LONDON (Reuters) - Telecoms operator Orange is launching a renewed global push in the business market, hoping to edge out rivals as companies hit by the global downturn review costs and contracts, two executives said on Friday.
“For the first time in quite a while, big customers are looking to move and reevaluate what they’re doing,” Paul Tollet, the vice president of Business UK, told Reuters in an interview.
Head of Enterprise Jacques Demael said the group had seen some slowdown in usage and roaming, but that companies were not drastically cutting back on giving mobiles or blackberry email devices to existing staff.

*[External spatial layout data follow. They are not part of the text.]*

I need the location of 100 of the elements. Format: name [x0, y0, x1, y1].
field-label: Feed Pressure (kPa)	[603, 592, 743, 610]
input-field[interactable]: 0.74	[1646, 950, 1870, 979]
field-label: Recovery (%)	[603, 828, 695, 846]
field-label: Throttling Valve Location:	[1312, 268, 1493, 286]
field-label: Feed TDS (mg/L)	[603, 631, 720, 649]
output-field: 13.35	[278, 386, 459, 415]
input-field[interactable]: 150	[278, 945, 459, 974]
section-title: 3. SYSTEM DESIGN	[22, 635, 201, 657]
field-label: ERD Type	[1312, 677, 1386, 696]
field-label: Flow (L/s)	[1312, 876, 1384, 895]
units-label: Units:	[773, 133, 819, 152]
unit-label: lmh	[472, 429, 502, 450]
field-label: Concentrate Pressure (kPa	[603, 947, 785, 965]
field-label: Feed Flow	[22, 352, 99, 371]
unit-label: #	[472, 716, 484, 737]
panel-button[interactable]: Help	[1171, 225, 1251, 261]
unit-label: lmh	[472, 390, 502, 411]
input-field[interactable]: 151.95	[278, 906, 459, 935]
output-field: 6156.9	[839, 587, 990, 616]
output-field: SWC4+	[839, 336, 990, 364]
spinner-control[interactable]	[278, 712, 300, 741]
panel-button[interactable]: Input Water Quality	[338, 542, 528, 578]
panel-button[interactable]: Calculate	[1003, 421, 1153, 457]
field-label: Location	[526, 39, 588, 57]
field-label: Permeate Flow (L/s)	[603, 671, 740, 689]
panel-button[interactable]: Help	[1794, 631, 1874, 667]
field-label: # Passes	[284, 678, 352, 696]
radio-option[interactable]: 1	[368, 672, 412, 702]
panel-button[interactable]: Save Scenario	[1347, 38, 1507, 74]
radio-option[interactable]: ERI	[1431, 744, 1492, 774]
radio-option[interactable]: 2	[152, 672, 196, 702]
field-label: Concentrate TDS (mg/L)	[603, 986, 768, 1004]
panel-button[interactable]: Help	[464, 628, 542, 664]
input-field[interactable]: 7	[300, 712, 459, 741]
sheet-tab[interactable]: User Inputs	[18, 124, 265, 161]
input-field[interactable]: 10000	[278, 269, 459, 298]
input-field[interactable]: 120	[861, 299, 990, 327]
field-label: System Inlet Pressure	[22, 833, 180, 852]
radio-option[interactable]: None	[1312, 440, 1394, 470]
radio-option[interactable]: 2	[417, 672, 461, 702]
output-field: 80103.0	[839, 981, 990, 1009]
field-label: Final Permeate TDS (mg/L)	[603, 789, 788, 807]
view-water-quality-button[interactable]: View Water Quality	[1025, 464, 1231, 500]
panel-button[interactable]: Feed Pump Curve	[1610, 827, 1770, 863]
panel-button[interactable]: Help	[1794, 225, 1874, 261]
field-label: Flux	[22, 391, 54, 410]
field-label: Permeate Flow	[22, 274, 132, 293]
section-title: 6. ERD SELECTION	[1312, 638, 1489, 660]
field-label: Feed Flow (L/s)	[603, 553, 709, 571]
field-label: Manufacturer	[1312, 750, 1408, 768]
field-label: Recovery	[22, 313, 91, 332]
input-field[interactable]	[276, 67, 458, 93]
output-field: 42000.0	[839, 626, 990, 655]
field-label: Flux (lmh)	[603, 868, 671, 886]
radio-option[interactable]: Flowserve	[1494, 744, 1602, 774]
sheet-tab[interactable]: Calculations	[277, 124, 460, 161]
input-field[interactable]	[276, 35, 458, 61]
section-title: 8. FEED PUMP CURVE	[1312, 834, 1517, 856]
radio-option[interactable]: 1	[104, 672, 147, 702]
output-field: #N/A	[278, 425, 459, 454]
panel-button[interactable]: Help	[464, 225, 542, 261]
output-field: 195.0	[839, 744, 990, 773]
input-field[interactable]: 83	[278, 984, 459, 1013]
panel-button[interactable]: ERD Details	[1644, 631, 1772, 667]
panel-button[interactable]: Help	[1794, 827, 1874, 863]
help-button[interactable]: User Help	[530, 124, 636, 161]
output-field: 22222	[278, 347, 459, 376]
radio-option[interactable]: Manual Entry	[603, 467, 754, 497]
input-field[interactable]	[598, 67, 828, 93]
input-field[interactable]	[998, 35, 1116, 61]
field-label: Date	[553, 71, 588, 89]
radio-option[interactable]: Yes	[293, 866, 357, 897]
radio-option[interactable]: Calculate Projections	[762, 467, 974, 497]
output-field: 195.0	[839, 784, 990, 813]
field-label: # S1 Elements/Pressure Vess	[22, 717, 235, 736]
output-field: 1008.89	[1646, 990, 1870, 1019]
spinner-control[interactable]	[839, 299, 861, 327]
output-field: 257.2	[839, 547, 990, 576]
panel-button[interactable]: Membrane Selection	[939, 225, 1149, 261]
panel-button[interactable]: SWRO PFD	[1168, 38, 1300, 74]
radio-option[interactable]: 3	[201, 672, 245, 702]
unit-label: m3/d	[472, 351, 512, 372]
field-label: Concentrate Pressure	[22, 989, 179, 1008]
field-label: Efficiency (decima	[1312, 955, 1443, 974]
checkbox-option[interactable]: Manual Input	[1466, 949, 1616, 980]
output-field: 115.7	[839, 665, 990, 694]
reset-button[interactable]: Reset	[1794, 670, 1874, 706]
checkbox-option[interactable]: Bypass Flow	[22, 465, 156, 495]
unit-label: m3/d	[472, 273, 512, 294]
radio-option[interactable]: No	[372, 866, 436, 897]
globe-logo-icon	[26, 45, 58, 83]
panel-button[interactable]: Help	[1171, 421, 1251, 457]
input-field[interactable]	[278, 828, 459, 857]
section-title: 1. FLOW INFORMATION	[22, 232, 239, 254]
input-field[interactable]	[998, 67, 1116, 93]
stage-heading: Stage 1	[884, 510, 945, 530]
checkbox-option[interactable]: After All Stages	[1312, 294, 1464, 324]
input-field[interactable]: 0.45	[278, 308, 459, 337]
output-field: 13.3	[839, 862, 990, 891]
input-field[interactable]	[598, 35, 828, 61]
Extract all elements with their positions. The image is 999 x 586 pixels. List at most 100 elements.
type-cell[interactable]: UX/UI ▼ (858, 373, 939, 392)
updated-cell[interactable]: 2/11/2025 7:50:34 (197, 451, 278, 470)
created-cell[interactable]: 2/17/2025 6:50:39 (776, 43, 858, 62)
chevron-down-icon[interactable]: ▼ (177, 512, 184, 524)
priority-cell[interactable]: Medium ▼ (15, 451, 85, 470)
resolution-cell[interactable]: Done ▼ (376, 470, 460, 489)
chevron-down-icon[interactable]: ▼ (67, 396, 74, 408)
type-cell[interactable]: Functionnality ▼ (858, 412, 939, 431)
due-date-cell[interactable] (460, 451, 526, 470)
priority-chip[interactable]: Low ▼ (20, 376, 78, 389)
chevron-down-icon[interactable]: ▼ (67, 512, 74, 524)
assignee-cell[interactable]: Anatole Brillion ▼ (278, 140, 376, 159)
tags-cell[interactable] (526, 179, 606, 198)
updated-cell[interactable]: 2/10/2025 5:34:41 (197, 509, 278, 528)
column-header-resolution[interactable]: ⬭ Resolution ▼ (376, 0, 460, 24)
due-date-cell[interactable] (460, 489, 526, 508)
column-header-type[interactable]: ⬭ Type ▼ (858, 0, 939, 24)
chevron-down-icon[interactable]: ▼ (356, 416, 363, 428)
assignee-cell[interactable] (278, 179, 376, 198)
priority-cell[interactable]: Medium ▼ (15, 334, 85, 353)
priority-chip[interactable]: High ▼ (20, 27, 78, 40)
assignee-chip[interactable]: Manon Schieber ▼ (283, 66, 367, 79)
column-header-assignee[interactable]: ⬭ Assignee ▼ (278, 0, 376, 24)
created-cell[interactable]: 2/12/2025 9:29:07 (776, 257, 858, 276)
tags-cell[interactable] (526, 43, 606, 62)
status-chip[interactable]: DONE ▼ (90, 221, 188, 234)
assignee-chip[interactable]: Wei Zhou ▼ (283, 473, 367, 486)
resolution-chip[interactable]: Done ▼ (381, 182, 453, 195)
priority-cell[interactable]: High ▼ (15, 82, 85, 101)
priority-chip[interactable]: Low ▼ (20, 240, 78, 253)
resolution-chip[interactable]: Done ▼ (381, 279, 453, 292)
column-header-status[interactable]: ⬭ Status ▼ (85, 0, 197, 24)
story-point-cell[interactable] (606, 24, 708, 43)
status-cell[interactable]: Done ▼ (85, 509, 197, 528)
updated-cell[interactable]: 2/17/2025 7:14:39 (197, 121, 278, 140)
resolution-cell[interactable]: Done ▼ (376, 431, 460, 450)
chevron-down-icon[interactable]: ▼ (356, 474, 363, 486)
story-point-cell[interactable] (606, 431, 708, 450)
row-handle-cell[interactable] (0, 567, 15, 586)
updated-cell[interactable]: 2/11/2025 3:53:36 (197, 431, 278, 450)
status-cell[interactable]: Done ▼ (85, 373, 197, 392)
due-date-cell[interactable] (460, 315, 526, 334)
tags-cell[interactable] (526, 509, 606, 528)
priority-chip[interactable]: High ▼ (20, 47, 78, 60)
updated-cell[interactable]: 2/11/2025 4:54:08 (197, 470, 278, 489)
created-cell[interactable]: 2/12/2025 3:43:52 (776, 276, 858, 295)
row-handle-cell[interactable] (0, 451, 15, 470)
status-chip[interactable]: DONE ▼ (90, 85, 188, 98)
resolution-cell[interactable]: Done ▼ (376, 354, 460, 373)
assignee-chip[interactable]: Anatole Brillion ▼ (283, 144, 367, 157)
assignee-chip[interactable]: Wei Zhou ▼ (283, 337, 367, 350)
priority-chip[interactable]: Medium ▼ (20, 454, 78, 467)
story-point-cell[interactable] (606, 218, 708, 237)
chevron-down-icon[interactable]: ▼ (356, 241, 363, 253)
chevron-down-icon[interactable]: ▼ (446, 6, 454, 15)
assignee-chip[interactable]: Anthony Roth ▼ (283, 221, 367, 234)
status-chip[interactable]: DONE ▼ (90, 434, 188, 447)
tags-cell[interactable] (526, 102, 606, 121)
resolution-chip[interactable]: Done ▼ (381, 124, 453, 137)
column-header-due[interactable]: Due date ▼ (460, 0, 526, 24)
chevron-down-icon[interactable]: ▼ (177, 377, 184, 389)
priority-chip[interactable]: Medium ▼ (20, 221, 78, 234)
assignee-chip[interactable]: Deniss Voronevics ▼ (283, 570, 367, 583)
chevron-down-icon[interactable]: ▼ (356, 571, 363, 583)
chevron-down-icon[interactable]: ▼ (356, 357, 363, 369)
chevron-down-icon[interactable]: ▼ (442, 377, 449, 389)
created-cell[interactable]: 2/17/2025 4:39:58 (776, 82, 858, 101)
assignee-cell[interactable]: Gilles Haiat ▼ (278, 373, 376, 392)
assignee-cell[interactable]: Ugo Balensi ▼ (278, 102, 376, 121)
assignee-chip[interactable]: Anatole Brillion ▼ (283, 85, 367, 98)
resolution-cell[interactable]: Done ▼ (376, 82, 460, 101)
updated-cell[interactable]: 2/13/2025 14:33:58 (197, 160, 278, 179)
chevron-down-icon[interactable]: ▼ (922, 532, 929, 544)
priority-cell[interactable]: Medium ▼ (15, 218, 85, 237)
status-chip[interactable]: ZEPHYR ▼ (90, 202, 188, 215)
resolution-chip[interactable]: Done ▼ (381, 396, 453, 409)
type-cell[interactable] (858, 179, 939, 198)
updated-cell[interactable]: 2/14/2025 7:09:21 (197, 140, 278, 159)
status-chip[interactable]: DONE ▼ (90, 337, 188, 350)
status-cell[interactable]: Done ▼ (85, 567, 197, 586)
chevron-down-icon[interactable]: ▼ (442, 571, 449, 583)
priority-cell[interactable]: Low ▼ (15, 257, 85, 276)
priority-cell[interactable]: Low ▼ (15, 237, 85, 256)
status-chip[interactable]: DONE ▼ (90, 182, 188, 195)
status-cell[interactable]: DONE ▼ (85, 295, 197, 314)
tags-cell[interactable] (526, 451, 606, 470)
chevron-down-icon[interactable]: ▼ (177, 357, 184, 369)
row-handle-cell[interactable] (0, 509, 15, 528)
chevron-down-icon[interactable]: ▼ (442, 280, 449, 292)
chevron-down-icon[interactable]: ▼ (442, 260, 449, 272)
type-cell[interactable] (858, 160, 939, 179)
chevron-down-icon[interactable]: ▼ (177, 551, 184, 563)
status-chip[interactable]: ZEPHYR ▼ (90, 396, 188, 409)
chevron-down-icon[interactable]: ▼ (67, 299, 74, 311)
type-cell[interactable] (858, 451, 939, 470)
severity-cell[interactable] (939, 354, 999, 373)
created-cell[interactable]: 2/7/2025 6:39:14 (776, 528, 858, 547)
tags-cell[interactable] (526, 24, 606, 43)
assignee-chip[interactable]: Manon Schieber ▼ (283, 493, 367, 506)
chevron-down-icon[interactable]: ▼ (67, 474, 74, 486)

Where companies slash jobs, however, it does affect telecoms providers.
Dutch telecoms group Royal KPN NV, the first European telecoms company to report full fourth-quarter results, said earlier this week that it had seen a slowdown in new projects at some corporate customers and voice roaming revenues from when users travel abroad.
The executives at Orange, which is owned by France Telecom, agreed and said the take-up of more innovative and advanced projects could also be affected, but added they were not seeing disconnections on a mass scale.
Orange sees scope to sell more video conferencing systems to multinational groups who are cutting down on travel.
“What we’re seeing in the current climate, and it really has heated up in the last 10 to 12 weeks, is a lot of the customers are really going back to the basics and asking if they’re getting good value,” Tollet said.
Tollet said that mobile and fixed-line phones were now seen as a utility and a must-have device, and that even companies that were known to be struggling were still paying their bills.
“We are not seeing disconnections, we are not seeing companies downsizing necessarily their fleet of handsets, unless of course they’re laying off lots of people,” Tollet said.
“(But) we are beginning to see a slight slowdown in usage, so certainly people are using their phones less, people are travelling less, so roaming is definitely down.”
Demael agreed: “The trend today is that people are cautious but they are not slashing by 30, 50 percent,” he said.
Orange would look to target the small to medium size businesses in emerging markets such as Africa and Eastern Europe and would produce more marketing and continue to invest in new research and design, Demael said.